Gants was born in 1954 in New Rochelle, New York. He graduated from Harvard College, England’s Cambridge University, where he received a criminology degree, and, magna cum laude, from Harvard Law School.
In addition to time in private practice at the Boston firm Palmer & Dodge, Gants served as a special assistant to FBI director William Webster after working as a clerk to US District Court Judge Eugene H. Nickerson. He also served as assistant US attorney in Massachusetts and the chief of the public corruption unit, and associate justice of the Massachusetts Superior Court for 11 years. He was named an associate justice of the SJC by Patrick in 2009 before being elevated five years later to the court’s top post.
Retired SJC chief justice Margaret Marshall said Gants grew into the job “remarkably quickly,” and she was impressed that he carried a full case load, something chief justices in other states don’t always do. “He was an extraordinarily busy man,” she said, adding that he nonetheless always found time to talk, and was an excellent conversationalist and dinner companion.
The COVID-19 pandemic, which shuttered courts temporarily, presented a challenge that Gants took very seriously. “He knew people needed access to courts every day,” Marshall said.
State leaders praised Gants’s devotion to equal justice, with statements released this afternoon by Attorney General Maura Healey, state Auditor Suzanne Bump, Senate President Karen Spilka, and House Speaker Robert DeLeo.
Stoneham state Rep.

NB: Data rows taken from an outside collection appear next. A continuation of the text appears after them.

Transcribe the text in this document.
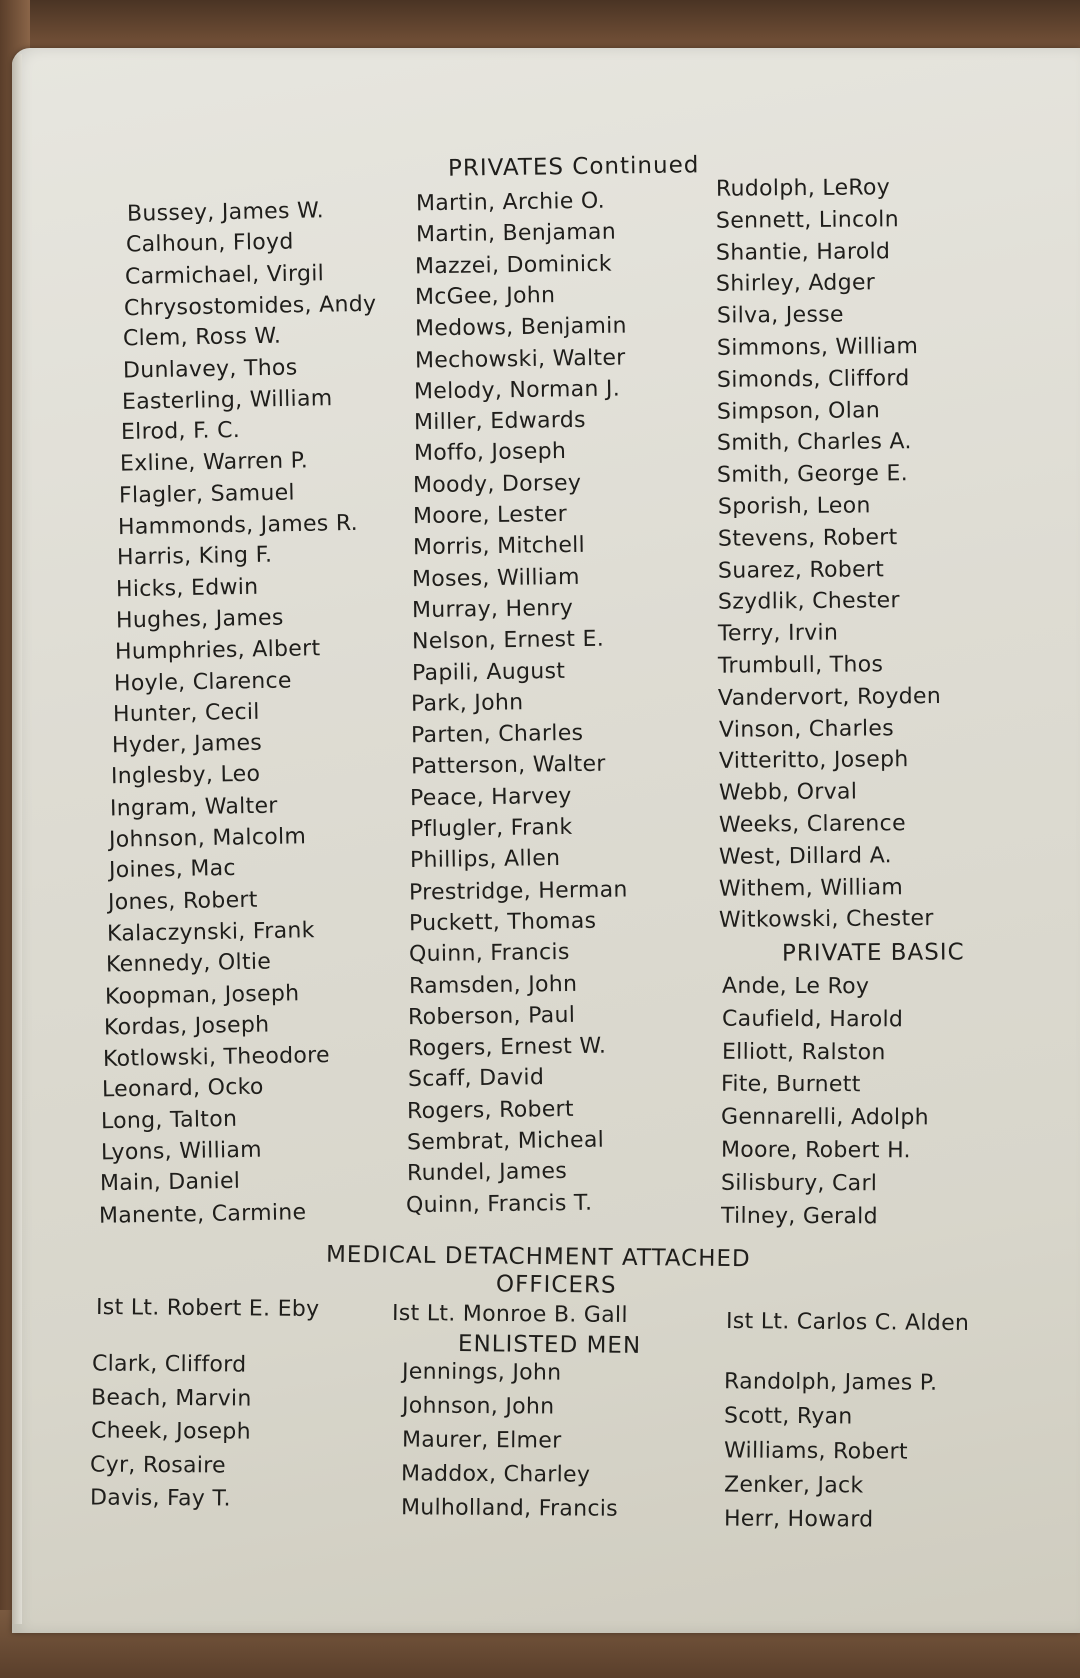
PRIVATES Continued
PRIVATE BASIC
MEDICAL DETACHMENT ATTACHED
OFFICERS
ENLISTED MEN
Bussey, James W.
Calhoun, Floyd
Carmichael, Virgil
Chrysostomides, Andy
Clem, Ross W.
Dunlavey, Thos
Easterling, William
Elrod, F. C.
Exline, Warren P.
Flagler, Samuel
Hammonds, James R.
Harris, King F.
Hicks, Edwin
Hughes, James
Humphries, Albert
Hoyle, Clarence
Hunter, Cecil
Hyder, James
Inglesby, Leo
Ingram, Walter
Johnson, Malcolm
Joines, Mac
Jones, Robert
Kalaczynski, Frank
Kennedy, Oltie
Koopman, Joseph
Kordas, Joseph
Kotlowski, Theodore
Leonard, Ocko
Long, Talton
Lyons, William
Main, Daniel
Manente, Carmine
Martin, Archie O.
Martin, Benjaman
Mazzei, Dominick
McGee, John
Medows, Benjamin
Mechowski, Walter
Melody, Norman J.
Miller, Edwards
Moffo, Joseph
Moody, Dorsey
Moore, Lester
Morris, Mitchell
Moses, William
Murray, Henry
Nelson, Ernest E.
Papili, August
Park, John
Parten, Charles
Patterson, Walter
Peace, Harvey
Pflugler, Frank
Phillips, Allen
Prestridge, Herman
Puckett, Thomas
Quinn, Francis
Ramsden, John
Roberson, Paul
Rogers, Ernest W.
Scaff, David
Rogers, Robert
Sembrat, Micheal
Rundel, James
Quinn, Francis T.
Rudolph, LeRoy
Sennett, Lincoln
Shantie, Harold
Shirley, Adger
Silva, Jesse
Simmons, William
Simonds, Clifford
Simpson, Olan
Smith, Charles A.
Smith, George E.
Sporish, Leon
Stevens, Robert
Suarez, Robert
Szydlik, Chester
Terry, Irvin
Trumbull, Thos
Vandervort, Royden
Vinson, Charles
Vitteritto, Joseph
Webb, Orval
Weeks, Clarence
West, Dillard A.
Withem, William
Witkowski, Chester
Ande, Le Roy
Caufield, Harold
Elliott, Ralston
Fite, Burnett
Gennarelli, Adolph
Moore, Robert H.
Silisbury, Carl
Tilney, Gerald
Ist Lt. Robert E. Eby	Ist Lt. Monroe B. Gall	Ist Lt. Carlos C. Alden
Clark, Clifford
Beach, Marvin
Cheek, Joseph
Cyr, Rosaire
Davis, Fay T.
Jennings, John
Johnson, John
Maurer, Elmer
Maddox, Charley
Mulholland, Francis
Randolph, James P.
Scott, Ryan
Williams, Robert
Zenker, Jack
Herr, Howard
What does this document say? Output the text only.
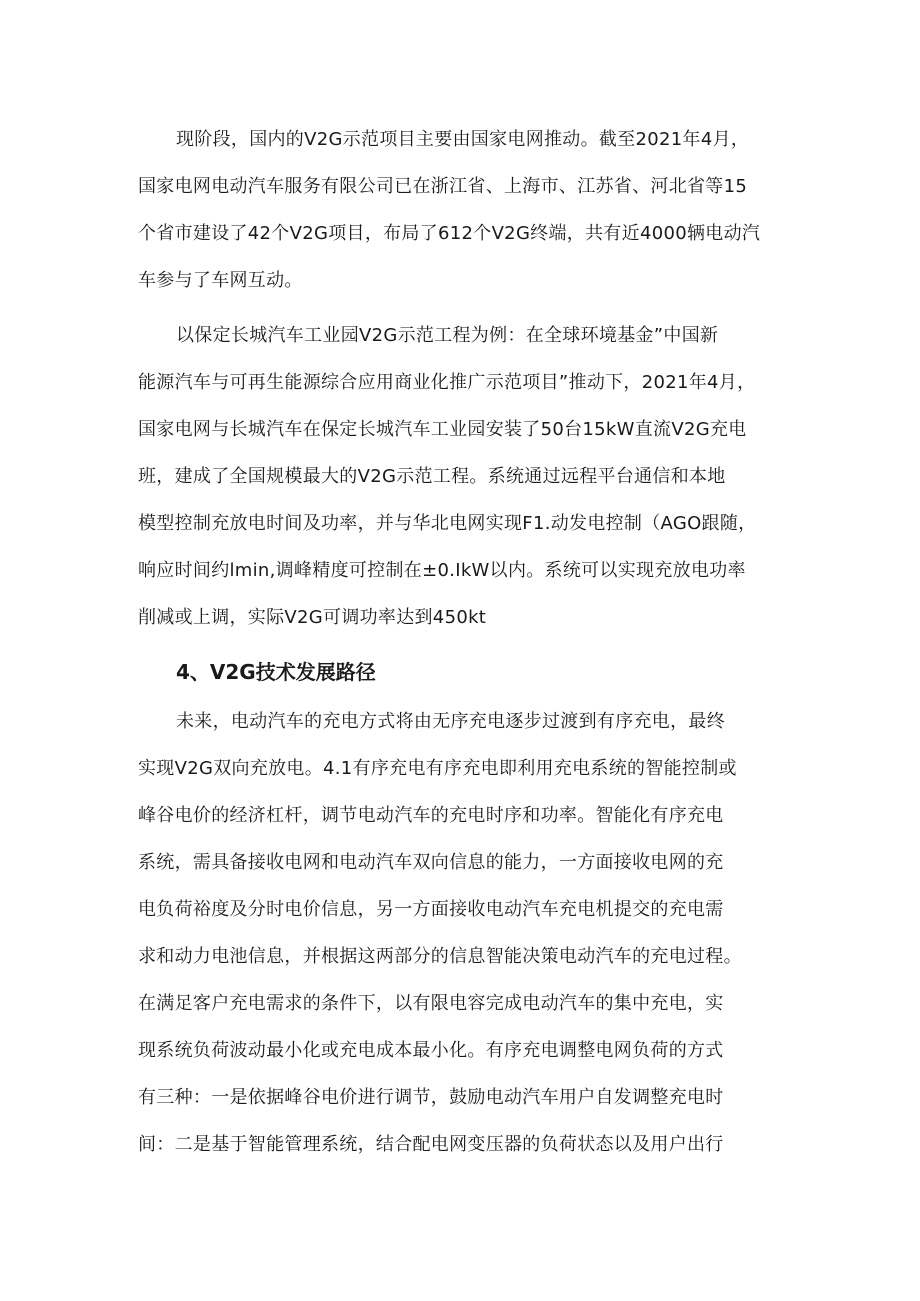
现阶段，国内的V2G示范项目主要由国家电网推动。截至2021年4月，
国家电网电动汽车服务有限公司已在浙江省、上海市、江苏省、河北省等15
个省市建设了42个V2G项目，布局了612个V2G终端，共有近4000辆电动汽
车参与了车网互动。
以保定长城汽车工业园V2G示范工程为例：在全球环境基金”中国新
能源汽车与可再生能源综合应用商业化推广示范项目”推动下，2021年4月，
国家电网与长城汽车在保定长城汽车工业园安装了50台15kW直流V2G充电
班，建成了全国规模最大的V2G示范工程。系统通过远程平台通信和本地
模型控制充放电时间及功率，并与华北电网实现F1.动发电控制（AGO跟随，
响应时间约lmin,调峰精度可控制在±0.IkW以内。系统可以实现充放电功率
削减或上调，实际V2G可调功率达到450kt
4、V2G技术发展路径
未来，电动汽车的充电方式将由无序充电逐步过渡到有序充电，最终
实现V2G双向充放电。4.1有序充电有序充电即利用充电系统的智能控制或
峰谷电价的经济杠杆，调节电动汽车的充电时序和功率。智能化有序充电
系统，需具备接收电网和电动汽车双向信息的能力，一方面接收电网的充
电负荷裕度及分时电价信息，另一方面接收电动汽车充电机提交的充电需
求和动力电池信息，并根据这两部分的信息智能决策电动汽车的充电过程。
在满足客户充电需求的条件下，以有限电容完成电动汽车的集中充电，实
现系统负荷波动最小化或充电成本最小化。有序充电调整电网负荷的方式
有三种：一是依据峰谷电价进行调节，鼓励电动汽车用户自发调整充电时
间：二是基于智能管理系统，结合配电网变压器的负荷状态以及用户出行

Michael Day, an attorney, recalled appearing before Gants when he was an administrative justice of the Superior Court’s business litigation session.
“He was always superbly prepared for hearings, and always respectful to both sides,” Day said. More recently, Day interacted with Gants on a bill that would fund attorneys in civil cases for those who can’t afford to hire a lawyer. “He’s been a leader for access to justice and right to counsel issues,” Day said.
“Chief Justice Gants was a wonderful person who treated everyone with respect and dignity. He was a brilliant, thoughtful jurist who was fair to every litigant who appeared before him, said Anthony J. Benedetti, chief counsel for the Committee for Public Counsel Services, which provides representation to indigent defendants.
“He really sought racial equity in the court system” said Appeals Court Chief Justice Mark Green. Green met Gants when they were both young attorneys practicing law in Boston. Gants was working at the office of then-US Attorney Bill Weld with Green’s wife, Karen. Their children wound up attending nursery school together, and the families shared birthdays and socialized together regularly.
Green said when he spoke to Gants on Saturday, he was energetic.
“I‘ve lost not just a friend but a partner,“ he said through tears of their work together in the court system.